Un bon matin, M. Roger s'est levé, il a attelé son cheval, a retroussé ses manches, et a commencé à bêcher sa terre. Seul. Un an plus tard, l'homme avait défriché un kilomètre de long. Ce jour-là a vu naître la Cédrière de la montagne, au pied du mont Mégantic, à Notre-Dame-des-Bois. C'était il y a 14 ans.

Aujourd'hui, la terre est un camping rustique bordé par un ruisseau regorgeant de truites. Il n'y a pas de roulotte ici. Mais il y a quelque chose d'assez rare au Québec: des tipis indiens. Il y en a huit sur le terrain comptant trente emplacements pour piquer sa tente, été comme hiver. Et ils ont tous été baptisés.

Le tipi «Ruisseau» est voisin du «Soleil», et juste à côté du «Castor». Il peut loger de quatre à six personnes. Pour s'y rendre, il faut traverser un petit pont de bois. Quelques pas à travers des bouleaux et des cèdres, et on se retrouve face à face avec la devanture d'un tipi sur lequel est reproduite la scène d'un cheval courant dans un pré.

M. Roger fait visiter les lieux. Au beau milieu, il y a un poêle à bois. Pratique pour couper l'humidité, dit-il. De chaque côté, il y a des bases de lit en bois sur lesquelles on peut dérouler des sacs de couchage. Mais avant de s'y installer pour la nuit, il faut apprendre à entrer et sortir par la petite porte du tipi.

«Il faut faire comme dans le temps, résume le propriétaire du camping.

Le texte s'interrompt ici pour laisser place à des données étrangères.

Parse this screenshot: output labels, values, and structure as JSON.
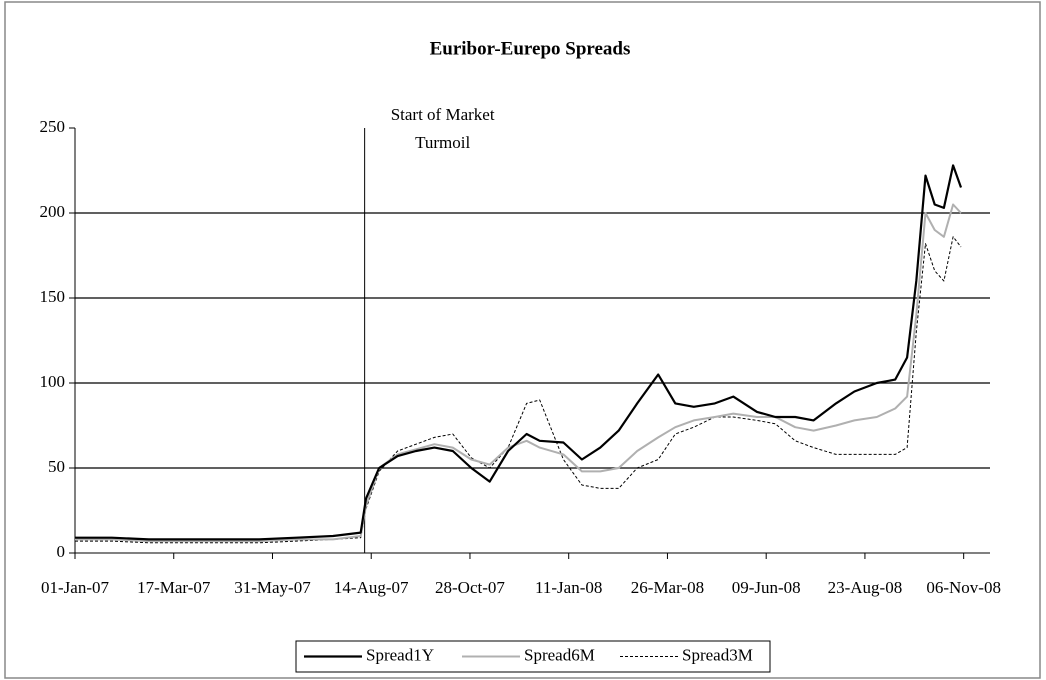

On se place de côté. On se penche par en avant, et on avance la jambe, un peu comme pour skier. N'y allez pas de face, de risque de tomber en pleine face.»

M. Roger fait signe de le suivre. Il montre la table à pique-nique, s'engage dans un autre petit sentier, pointe une autre table en bois et une aire de feu en grosses roches. «On ne nourrit pas les animaux et les ours, dit-il. Quand ils n'ont pas de nourriture, ils ne viennent pas nous achaler. Autrefois on avait des loups, mais il n'y en a plus parce que l'homme les a tués, croyant protéger les chevreuils. De temps en temps, un coyote passe. Ce qu'il faut, c'est ranger la nourriture avant de se coucher.»

Une branche craque, des feuilles bougent. C'est seulement un petit oiseau. Il y a 150 espèces d'oiseaux dans la région du mont Mégantic. Derrière le tipi, on peut apercevoir les montagnes du parc national. Dans quelques heures la nuit va tomber, et s'il n'y a pas de nuages, on aura droit à la première présentation du ciel étoilé, unique dans cet endroit de la province.

Mais en attendant, une promenade sur le sentier longeant tout le camping jusqu'à un petit lac où l'on peut se baigner est de mise. Nanouk, le chien des neiges du propriétaire, se dégourdit les pattes au bout d'une laisse. «Il a 3 ans, lance-t-il, c'est un ado. Je pense qu'il prendrait le bois si je ne le gardais pas attaché. Et je ne le reverrais jamais.»

Le soir tombe, puis la nuit. Un cycliste tardif installe son campement. Demain, il entend sillonner la route des sommets. Le silence devient déconcertant. Un regard vers le ciel donne l'impression d'être au beau milieu de la Voie lactée. La Grande Ourse est au rendez-vous, avec sa petite soeur. L'étoile Polaire, aussi. Sans lampe de poche, on ne s'y retrouverait plus. Heureusement qu'il y a les tipis comme point de repère dans le camping de M. Roger. La promenade jusqu'aux douches attendra à demain.